The Fourth's descent into depression following the takeover plumbed new depths just two days before Christmas in 2010, when word of a shocking scandal caught fire in St. Louis and spread nationwide. It quickly escalated into his highest-profile—and most expensive—tangle with the law, and may have diminished even further his chances of mending fences with his father.
Adrienne Martin, a 27-year-old aspiring beer model who was soon identified as The Fourth's girlfriend, was found dead on top of his bed in his St. Louis mansion of what police identified as a likely drug overdose.
Local authorities waited four days before releasing confirmation of the incident, which spun media outlets into an indignant frenzy and bolstered some observers' insinuations that The Fourth was receiving kid-glove treatment. Reports detailing the chaotic state of his mansion when police arrived only fueled conspiracy theories about the circumstances surrounding Martin's death.
At around 1 p.m. on December 19, a household staffer called 911 to report that a woman was lying unresponsive in The Fourth's darkened bedroom. Martin was found dead by police upon their arrival, dressed in a zip-up sweatshirt, gray stretch leggings, and only one sock. A cocaine-residue-covered straw was found stashed in her right sweatshirt pocket, and another straw was later discovered hidden beneath the mattress.

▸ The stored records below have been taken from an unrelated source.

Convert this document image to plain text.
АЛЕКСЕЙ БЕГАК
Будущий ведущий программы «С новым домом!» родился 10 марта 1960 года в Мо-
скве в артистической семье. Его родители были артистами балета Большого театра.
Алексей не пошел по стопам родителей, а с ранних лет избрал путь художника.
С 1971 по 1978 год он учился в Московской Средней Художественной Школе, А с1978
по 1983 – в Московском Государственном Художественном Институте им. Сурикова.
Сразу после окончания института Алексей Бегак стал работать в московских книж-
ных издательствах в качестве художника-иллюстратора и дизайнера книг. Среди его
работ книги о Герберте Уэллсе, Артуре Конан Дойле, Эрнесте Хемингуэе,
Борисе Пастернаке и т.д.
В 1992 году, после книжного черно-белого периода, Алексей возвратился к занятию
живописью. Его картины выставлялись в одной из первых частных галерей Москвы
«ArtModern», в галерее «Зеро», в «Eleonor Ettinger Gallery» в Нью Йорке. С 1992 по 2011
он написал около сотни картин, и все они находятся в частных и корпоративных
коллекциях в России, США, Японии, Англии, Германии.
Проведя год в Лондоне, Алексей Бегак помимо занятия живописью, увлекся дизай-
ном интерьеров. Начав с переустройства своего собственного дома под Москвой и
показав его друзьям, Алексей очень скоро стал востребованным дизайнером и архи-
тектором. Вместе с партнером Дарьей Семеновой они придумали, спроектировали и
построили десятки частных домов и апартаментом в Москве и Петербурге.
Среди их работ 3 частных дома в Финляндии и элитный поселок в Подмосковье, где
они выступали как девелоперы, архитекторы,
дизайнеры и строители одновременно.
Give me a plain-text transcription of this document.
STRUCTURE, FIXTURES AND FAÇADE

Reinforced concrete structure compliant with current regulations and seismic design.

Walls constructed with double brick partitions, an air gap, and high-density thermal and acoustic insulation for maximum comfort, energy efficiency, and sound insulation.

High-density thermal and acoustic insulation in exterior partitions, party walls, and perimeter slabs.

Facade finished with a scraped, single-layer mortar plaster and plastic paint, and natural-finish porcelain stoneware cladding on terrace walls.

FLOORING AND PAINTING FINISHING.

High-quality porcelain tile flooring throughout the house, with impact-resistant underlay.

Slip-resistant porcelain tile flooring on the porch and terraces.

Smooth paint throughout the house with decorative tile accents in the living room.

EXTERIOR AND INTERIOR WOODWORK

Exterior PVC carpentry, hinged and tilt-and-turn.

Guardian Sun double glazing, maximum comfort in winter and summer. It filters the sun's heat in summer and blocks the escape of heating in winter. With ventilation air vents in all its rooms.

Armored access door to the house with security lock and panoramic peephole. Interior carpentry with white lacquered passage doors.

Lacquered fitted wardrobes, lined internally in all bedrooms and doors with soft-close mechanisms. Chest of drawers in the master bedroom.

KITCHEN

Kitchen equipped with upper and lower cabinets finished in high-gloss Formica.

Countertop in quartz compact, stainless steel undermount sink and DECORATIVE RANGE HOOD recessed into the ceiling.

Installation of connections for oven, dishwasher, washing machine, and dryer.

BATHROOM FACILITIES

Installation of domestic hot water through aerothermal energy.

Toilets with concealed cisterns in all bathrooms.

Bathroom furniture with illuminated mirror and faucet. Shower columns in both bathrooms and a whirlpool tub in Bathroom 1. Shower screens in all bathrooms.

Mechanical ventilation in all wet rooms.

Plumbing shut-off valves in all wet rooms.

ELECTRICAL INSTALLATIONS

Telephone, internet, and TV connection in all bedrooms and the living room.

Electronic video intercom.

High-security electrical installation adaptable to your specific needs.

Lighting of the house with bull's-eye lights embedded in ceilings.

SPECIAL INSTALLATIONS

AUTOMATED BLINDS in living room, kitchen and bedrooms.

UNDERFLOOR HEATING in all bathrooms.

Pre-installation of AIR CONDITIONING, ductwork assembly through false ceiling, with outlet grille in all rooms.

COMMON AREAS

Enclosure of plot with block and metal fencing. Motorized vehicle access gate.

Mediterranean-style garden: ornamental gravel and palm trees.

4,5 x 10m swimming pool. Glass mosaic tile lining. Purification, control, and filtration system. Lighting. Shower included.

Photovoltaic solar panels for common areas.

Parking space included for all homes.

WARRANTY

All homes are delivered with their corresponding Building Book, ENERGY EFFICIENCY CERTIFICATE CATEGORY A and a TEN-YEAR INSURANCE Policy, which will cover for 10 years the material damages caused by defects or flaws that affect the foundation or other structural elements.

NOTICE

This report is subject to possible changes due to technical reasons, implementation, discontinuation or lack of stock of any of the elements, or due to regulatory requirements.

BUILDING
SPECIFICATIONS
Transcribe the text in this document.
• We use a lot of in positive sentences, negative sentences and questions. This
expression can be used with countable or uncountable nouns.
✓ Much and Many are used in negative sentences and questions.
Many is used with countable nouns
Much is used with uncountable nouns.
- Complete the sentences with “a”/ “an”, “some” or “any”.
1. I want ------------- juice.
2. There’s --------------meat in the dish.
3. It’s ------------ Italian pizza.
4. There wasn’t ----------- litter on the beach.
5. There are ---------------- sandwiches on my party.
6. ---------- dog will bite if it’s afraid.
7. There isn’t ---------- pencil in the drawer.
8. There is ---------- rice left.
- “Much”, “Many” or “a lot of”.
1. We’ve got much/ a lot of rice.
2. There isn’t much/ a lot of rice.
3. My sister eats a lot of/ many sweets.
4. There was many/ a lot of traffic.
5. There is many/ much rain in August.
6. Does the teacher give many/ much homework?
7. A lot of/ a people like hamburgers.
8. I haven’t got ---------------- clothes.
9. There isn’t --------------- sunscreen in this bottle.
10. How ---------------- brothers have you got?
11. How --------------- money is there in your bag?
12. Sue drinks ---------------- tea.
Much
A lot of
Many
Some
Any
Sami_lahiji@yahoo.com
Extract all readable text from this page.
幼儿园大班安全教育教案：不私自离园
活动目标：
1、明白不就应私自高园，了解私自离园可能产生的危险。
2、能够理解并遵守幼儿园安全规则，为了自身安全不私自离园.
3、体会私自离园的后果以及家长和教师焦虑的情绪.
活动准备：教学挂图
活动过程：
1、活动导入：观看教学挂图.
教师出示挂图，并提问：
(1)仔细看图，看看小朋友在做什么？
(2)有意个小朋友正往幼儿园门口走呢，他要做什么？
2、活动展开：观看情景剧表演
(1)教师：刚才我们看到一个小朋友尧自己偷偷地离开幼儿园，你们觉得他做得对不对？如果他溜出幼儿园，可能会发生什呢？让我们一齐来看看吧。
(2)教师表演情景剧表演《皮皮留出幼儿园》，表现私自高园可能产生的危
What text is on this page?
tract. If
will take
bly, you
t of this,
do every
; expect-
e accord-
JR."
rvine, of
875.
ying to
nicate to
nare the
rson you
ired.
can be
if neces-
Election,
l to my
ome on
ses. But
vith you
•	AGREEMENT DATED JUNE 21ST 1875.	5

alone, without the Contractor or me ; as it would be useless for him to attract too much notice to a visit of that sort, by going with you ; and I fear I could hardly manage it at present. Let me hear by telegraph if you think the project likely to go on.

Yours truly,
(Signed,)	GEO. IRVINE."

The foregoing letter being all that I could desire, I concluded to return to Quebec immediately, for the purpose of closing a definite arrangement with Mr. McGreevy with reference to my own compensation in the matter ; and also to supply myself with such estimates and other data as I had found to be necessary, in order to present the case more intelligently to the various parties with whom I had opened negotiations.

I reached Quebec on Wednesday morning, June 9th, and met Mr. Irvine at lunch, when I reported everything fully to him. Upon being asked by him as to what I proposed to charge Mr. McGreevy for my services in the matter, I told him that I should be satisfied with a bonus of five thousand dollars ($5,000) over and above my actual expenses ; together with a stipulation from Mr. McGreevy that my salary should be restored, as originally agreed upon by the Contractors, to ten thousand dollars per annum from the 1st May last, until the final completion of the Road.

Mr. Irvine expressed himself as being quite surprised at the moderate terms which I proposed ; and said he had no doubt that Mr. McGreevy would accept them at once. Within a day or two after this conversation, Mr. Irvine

The report compiled by police officers who combed over August IV's mansion painted a disturbing portrait of a man who seemed prepared for an “end of days” scenario, with loaded guns, ammunition, and piles of electronic equipment, power cords, and remote controls scattered in disarray across the master bedroom. It seemed extreme even for the firearm-loving Busch family: police found a loaded shotgun stashed behind The Fourth's bathroom door and a loaded Glock with an extended magazine dangling from a hook next to his toilet.
During the six weeks it took for investigators to release toxicology results, Martin's friends and family members swore she was firmly against drugs. Her ex-husband, a doctor, claimed to have diagnosed her with a heart condition called long QT syndrome, but he had no documentation as proof, and no other doctors had performed relevant tests. Setting the protestations of Martin's family aside, all signs pointed to a drug overdose.